DOMINGO XXI DEL T. ORDINARIO /B
Josué 24, 1-2a. 15-17. 18b
Josué reunió a todas las tribus de Israel en Siquén y dijo:
Si os parece bien servir al Señor escoged al Dios que
sirvieron vuestros antepasados o a los dioses amorreos.
Nosotros serviremos al Señor, porque es nuestro Dios.
Salmo 33
Con este salmo abrimos nuestra oración: cuando uno
grita el Señor le escucha y lo libra de sus angustias.
Efesios 5, 21-32
Sed sumisos los unos a los otros con respeto cristiano;
que las mujeres amen a sus maridos y que los maridos
amen a sus mujeres como Cristo amó a su Iglesia; por
eso el hombre abandonará a sus padres y se unirá a su
mujer y serán los dos una sola carne.
Juan 6, 60-70
Muchos discípulos de Jesús, al oírlo dijeron; este modo
de hablar es inaceptable. Desde entonces muchos no
volvieron a ir con él.
• Ora con el salmo 33
Gustad y ved que bueno es el Señor
El salmista expresa la alegría de tantos fieles que han
superado su estado de angustia, invocando al Señor.
Este salmo 33, tan reiterativo, después de 3.000 años
de vida, sigue siendo actual como alimento de
esperanza, y está muy dentro del corazón de la
sociedad, que lucha por la igualdad. Ante la situación
global no hay alternativas, caben solo opciones en la
elección de los medios para seguir adelante.
Es preocupante que los seguidores de Jesús se
escandalicen cuando anuncia su Pasión y cuando hace
la promesa de la Eucaristía.

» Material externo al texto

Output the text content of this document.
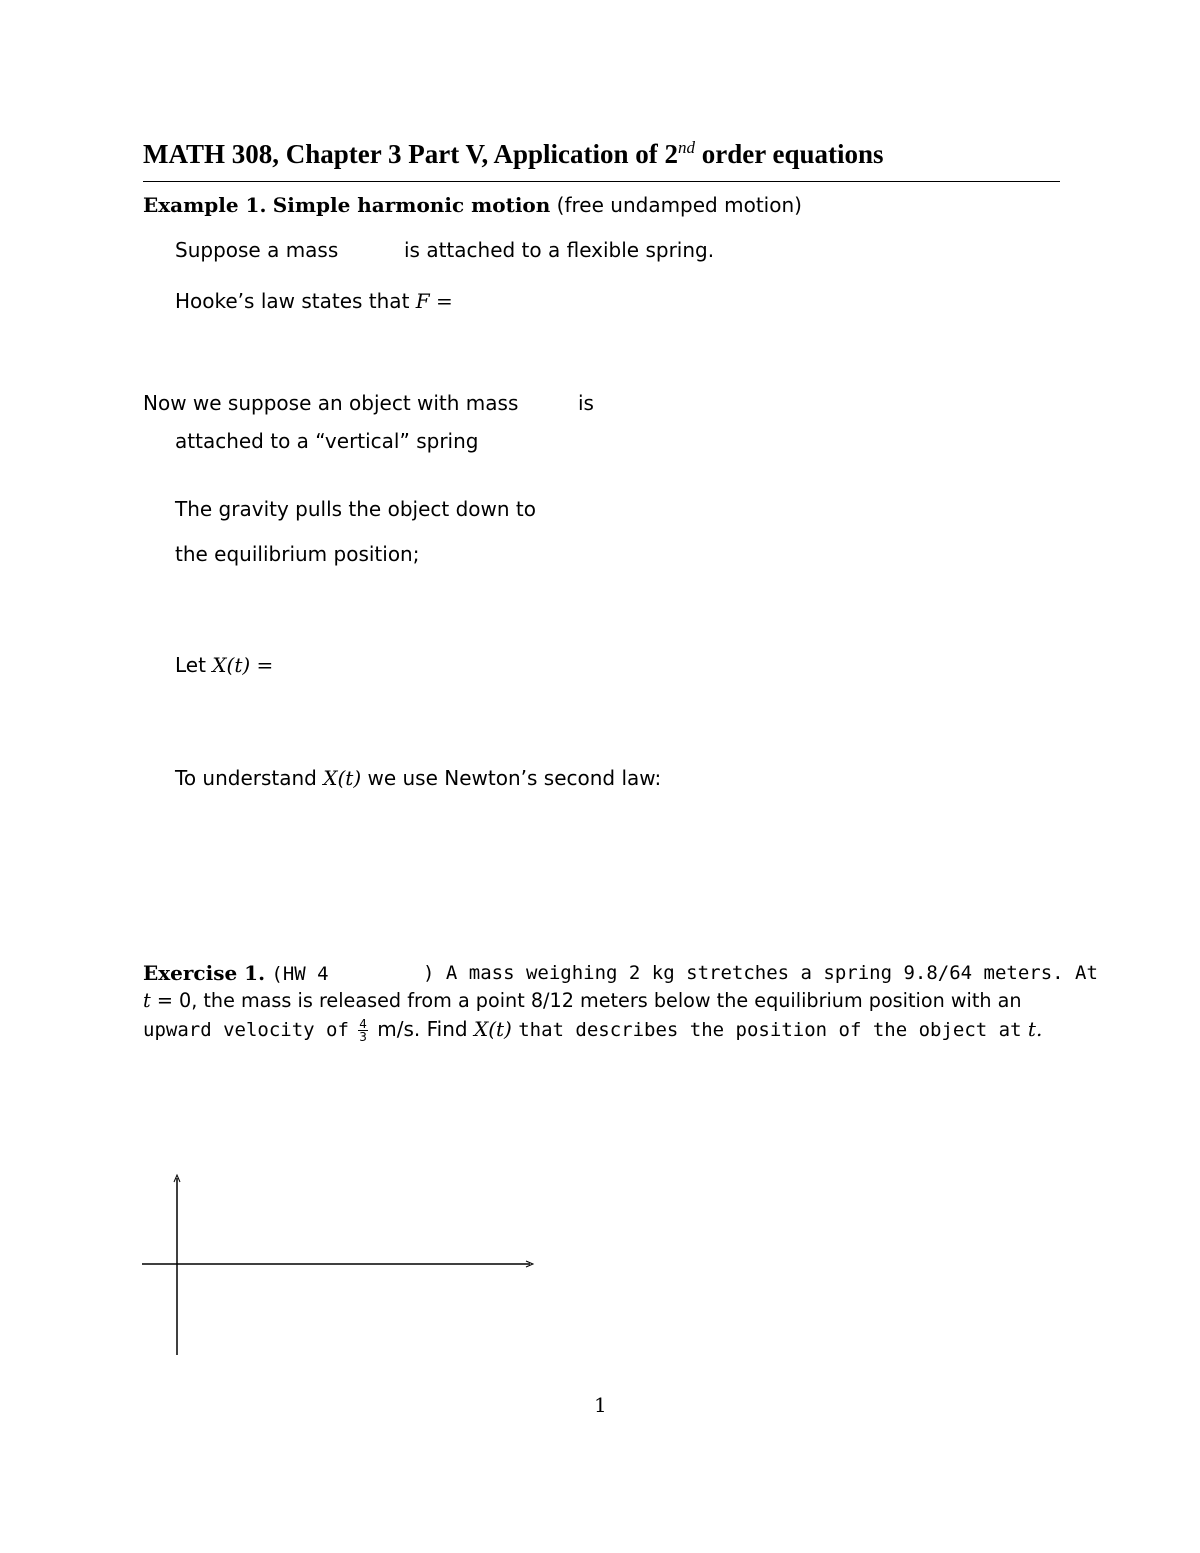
MATH 308, Chapter 3 Part V, Application of 2nd order equations
Example 1. Simple harmonic motion (free undamped motion)
Suppose a mass	is attached to a flexible spring.
Hooke’s law states that F =
Now we suppose an object with mass	is
attached to a “vertical” spring
The gravity pulls the object down to
the equilibrium position;
Let X(t) =
To understand X(t) we use Newton’s second law:
Exercise 1. (HW 4	) A mass weighing 2 kg stretches a spring 9.8/64 meters. At
t = 0, the mass is released from a point 8/12 meters below the equilibrium position with an
upward velocity of $\frac{4}{3} m/s$. Find X(t) that describes the position of the object at t.
1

Algo similar nos pasa hoy
cuando en la vida nos visita la cruz y cuando el
ambiente pasa de la Eucaristía, olvidando que la cruz
sin crucificado es un absurdo y que la Eucaristía es la
síntesis del misterio de la Cruz.
Ya decía San Ambrosio –“Los Emperadores nos
ayudaron más cuando nos perseguían que ahora
cuando nos protegen”- y el mismo San Jerónimo
repetía -“cuando la Iglesia se hace mayor en riquezas,
es menor en “virtudes”.
• Sugerencias pastorales
Escuchamos a Josué, que con las 12 tribus opta por
Dios que nos salva y confesamos con Pedro que Jesús
tiene palabras de vida eterna.
Hoy siento especial devoción al presentar a San Pío de
Pietrelfina, punto de apoyo en nuestras horas
angustiosas. Nació en el siglo XIX de una familia pobre
muy cristiana; a San Juan Pablo II le dijo en una ocasión
que se preparara para ser Papa y con frecuencia
repetía: “Yo quiero ser un fraile que rece, ya que la
oración es la mejor arma que tenemos, es la llave del
corazón de Dios”. Su vida se centraba en la Eucaristía,
en la devoción a la Virgen y en su identificación con el
Crucificado; vivió sus estigmas dolorosas como un
regalo de Dios; en su primera bilocación, año 1905, al
tiempo que rezaba con los frailes estaba también en
una casa lejana donde mientras agonizaba el padre
nació su hija. Se le apareció la Virgen y le encomendó a
esta criaturita, quien años después en la Basílica de San
Pedro intentaba entrar cuando iban a cerrar las
puertas, y viendo que se abría la puerta de un
confesionario, corriendo se dirigió y después de
confesar quiso darle las gracias y allí no había ningún
sacerdote....Un año más tarde volvió a confesar y allí
estaba el Padre Pío que le dijo: “yo te conozco desde el
día de tu nacimiento y tú también me conoces desde el
año pasado cuando viniste a confesar”.
Sufrió cuando el padre general intentó enclaustrarlo, y
llevó durante 50 años los cinco estigmas que los
médicos declararon que se trataba de un fenómeno
sobrenatural pero la Santa Sede lo condenó a una vida
de aislamiento.
Una señora muy rica, intentando reírse de sus
seguidores, fue al Templo, y al ver las colas para
confesar le tocó la gracia y como loca pedía hablar con
el padre Pio, convirtiéndose en un ejemplo para todos.
Fundó la Casa Alivio del Sufrimiento para cuidar
enfermos desahuciados y fundó 1.400 grupos de
oración con 150.000 orantes, sufriendo que sus
superiores le retiraran de estas actividades.
Tras 50 años de dolor unos días antes de su muerte
desaparecen los estigmas y repitiendo “Jesús, Jesús”, el
23 de septiembre moría.
Con frecuencia decía: las cosas humanas necesitan ser
conocidas para ser amadas, mientras que las divinas
necesitan ser amadas para ser conocidas.